Evo Morales geconfronteerd met massaprotest

De straten van Potosí, 600 kilometer ten zuid oosten van de Boliviaanse hoofdstad La Paz, zijn verlaten en liggen vol met niet-opgehaald vuilnis dat er is achtergebleven sinds de algehele staking en massale opstand tegen armoede in augustus. Deze opstand in het traditionele bastion van steun voor de regering van Evo Morales legt het groeiende conflict bloot achter de uitblijvende realisatie van zijn beloften.
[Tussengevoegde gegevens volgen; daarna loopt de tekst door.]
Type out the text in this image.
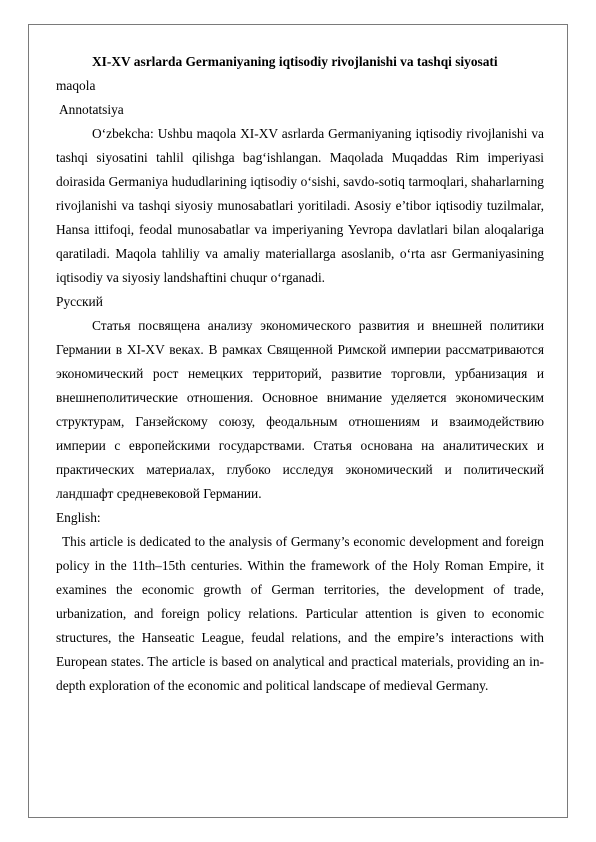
XI-XV asrlarda Germaniyaning iqtisodiy rivojlanishi va tashqi siyosati

maqola

Annotatsiya

O‘zbekcha: Ushbu maqola XI-XV asrlarda Germaniyaning iqtisodiy rivojlanishi va tashqi siyosatini tahlil qilishga bag‘ishlangan. Maqolada Muqaddas Rim imperiyasi doirasida Germaniya hududlarining iqtisodiy o‘sishi, savdo-sotiq tarmoqlari, shaharlarning rivojlanishi va tashqi siyosiy munosabatlari yoritiladi. Asosiy e’tibor iqtisodiy tuzilmalar, Hansa ittifoqi, feodal munosabatlar va imperiyaning Yevropa davlatlari bilan aloqalariga qaratiladi. Maqola tahliliy va amaliy materiallarga asoslanib, o‘rta asr Germaniyasining iqtisodiy va siyosiy landshaftini chuqur o‘rganadi.

Русский

Статья посвящена анализу экономического развития и внешней политики Германии в XI-XV веках. В рамках Священной Римской империи рассматриваются экономический рост немецких территорий, развитие торговли, урбанизация и внешнеполитические отношения. Основное внимание уделяется экономическим структурам, Ганзейскому союзу, феодальным отношениям и взаимодействию империи с европейскими государствами. Статья основана на аналитических и практических материалах, глубоко исследуя экономический и политический ландшафт средневековой Германии.

English:

This article is dedicated to the analysis of Germany’s economic development and foreign policy in the 11th–15th centuries. Within the framework of the Holy Roman Empire, it examines the economic growth of German territories, the development of trade, urbanization, and foreign policy relations. Particular attention is given to economic structures, the Hanseatic League, feudal relations, and the empire’s interactions with European states. The article is based on analytical and practical materials, providing an in-depth exploration of the economic and political landscape of medieval Germany.
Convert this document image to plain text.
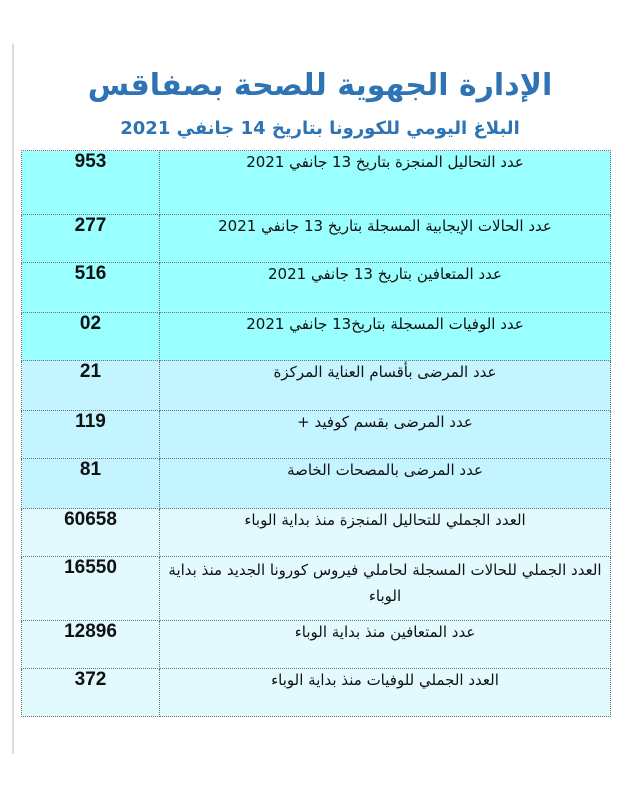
الإدارة الجهوية للصحة بصفاقس
البلاغ اليومي للكورونا بتاريخ 14 جانفي 2021
953	عدد التحاليل المنجزة بتاريخ 13 جانفي 2021
277	عدد الحالات الإيجابية المسجلة بتاريخ 13 جانفي 2021
516	عدد المتعافين بتاريخ 13 جانفي 2021
02	عدد الوفيات المسجلة بتاريخ13 جانفي 2021
21	عدد المرضى بأقسام العناية المركزة
119	عدد المرضى بقسم كوفيد +
81	عدد المرضى بالمصحات الخاصة
60658	العدد الجملي للتحاليل المنجزة منذ بداية الوباء
16550	العدد الجملي للحالات المسجلة لحاملي فيروس كورونا الجديد منذ بداية الوباء
12896	عدد المتعافين منذ بداية الوباء
372	العدد الجملي للوفيات منذ بداية الوباء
Mensen willen niet meer wachten op verandering van bovenaf, maar zichzelf aan de basis organiseren, onafhankelijk van Morales’ MAS.
6 oktober 2010


Foto: demonstranten slaan een pop van de Boliviaanse minister Carlos Romero tijdens een betoging in Potosi (12 augustus 2010)

Door Jeffrey Webber

Er zijn afgelopen periode 100.000 mensen de straat op gegaan. Boeren uit de regio Jatun Ayllu Yura (een onafhankelijke inheemse gemeenschap) bezetten de waterkrachtcentrale die elektriciteit leverde voor de grootste mijn in het land, San Cristóbal, die gerund wordt door een Japanse multinational. Deze waterkrachtcentrale was eerder dit jaar al de plek geweest van een grote opstand van arbeiders en boeren.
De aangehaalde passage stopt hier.